In particular, individuals need to be aware of how to limit the spread of disease, according to Oxford.

“It’s the home front that decides everything,” he says. “Anti-science doesn’t help – we don’t want to be getting into a flap, making non-scientific decisions and getting caught. Instead, on the home front we need hygiene, social distancing and knowledge, and a huge knowledge base has already been passed from one group to another, such as the importance of hand-washing to limit the spread of the virus.”

Oxford is a strong advocate of vaccination, and rubbishes the notion that governments invested unwisely in stockpiles of jabs against the new virus.

“It’s no time to be complacent and say we wasted our money on vaccines, because we haven’t. This is a virus that will be in the community for a long time.”

Vaccine immunologist Dr Anne Moore of the school of pharmacy at University College Cork agrees that vaccines have been important in the push to keep the pandemic H1N1 virus down.

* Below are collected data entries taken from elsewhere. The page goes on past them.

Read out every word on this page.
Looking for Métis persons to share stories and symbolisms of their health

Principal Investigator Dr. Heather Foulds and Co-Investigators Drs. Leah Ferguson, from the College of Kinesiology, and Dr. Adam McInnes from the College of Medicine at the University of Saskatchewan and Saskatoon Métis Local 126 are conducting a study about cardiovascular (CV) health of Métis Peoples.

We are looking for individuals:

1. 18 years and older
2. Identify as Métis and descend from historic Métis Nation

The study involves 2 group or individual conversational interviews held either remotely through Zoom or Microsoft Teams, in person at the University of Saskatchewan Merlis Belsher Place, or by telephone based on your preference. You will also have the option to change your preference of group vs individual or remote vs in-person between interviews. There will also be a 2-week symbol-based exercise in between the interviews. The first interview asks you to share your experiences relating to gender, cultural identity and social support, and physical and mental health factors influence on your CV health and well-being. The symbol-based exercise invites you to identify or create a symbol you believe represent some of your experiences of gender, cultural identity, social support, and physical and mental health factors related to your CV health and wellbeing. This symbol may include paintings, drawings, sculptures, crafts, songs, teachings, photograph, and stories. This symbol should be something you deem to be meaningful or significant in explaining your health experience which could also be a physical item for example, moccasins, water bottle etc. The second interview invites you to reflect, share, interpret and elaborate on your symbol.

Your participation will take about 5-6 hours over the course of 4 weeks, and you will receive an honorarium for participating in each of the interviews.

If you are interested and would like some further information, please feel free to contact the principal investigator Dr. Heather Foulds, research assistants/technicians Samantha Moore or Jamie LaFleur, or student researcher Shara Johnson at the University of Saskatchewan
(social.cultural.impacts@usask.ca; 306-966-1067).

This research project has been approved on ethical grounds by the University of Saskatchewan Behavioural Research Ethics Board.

“The only way to prevent the ’09 variant from becoming more virulent was to eliminate it via public-health measures. Key to this is vaccination,” she says.

“If one looks at 1918, the first wave of infection was by a non-lethal virus strain that had the opportunity to develop into a strain with very high mortality over the next nine to 12 months, some would say even longer. If we had not taken steps to control the new variant that emerged last year, it is likely that we could have experienced the same effect of a second-wave lethal variant this year. Some would argue that the WHO did cry wolf, but you don’t want to take the chance of the wolf killing your animals.”

Moore also notes that the strategy of developing mock-up vaccines ahead of the pandemic meant that once the pandemic was called it was possible to manufacture and license new vaccines against H1N1 relatively quickly, in fewer than six months.

“If anything, we are in a stronger position today than last year, as we now know that this prior preparation worked, and we can also learn lessons from how it was rolled out,” she says.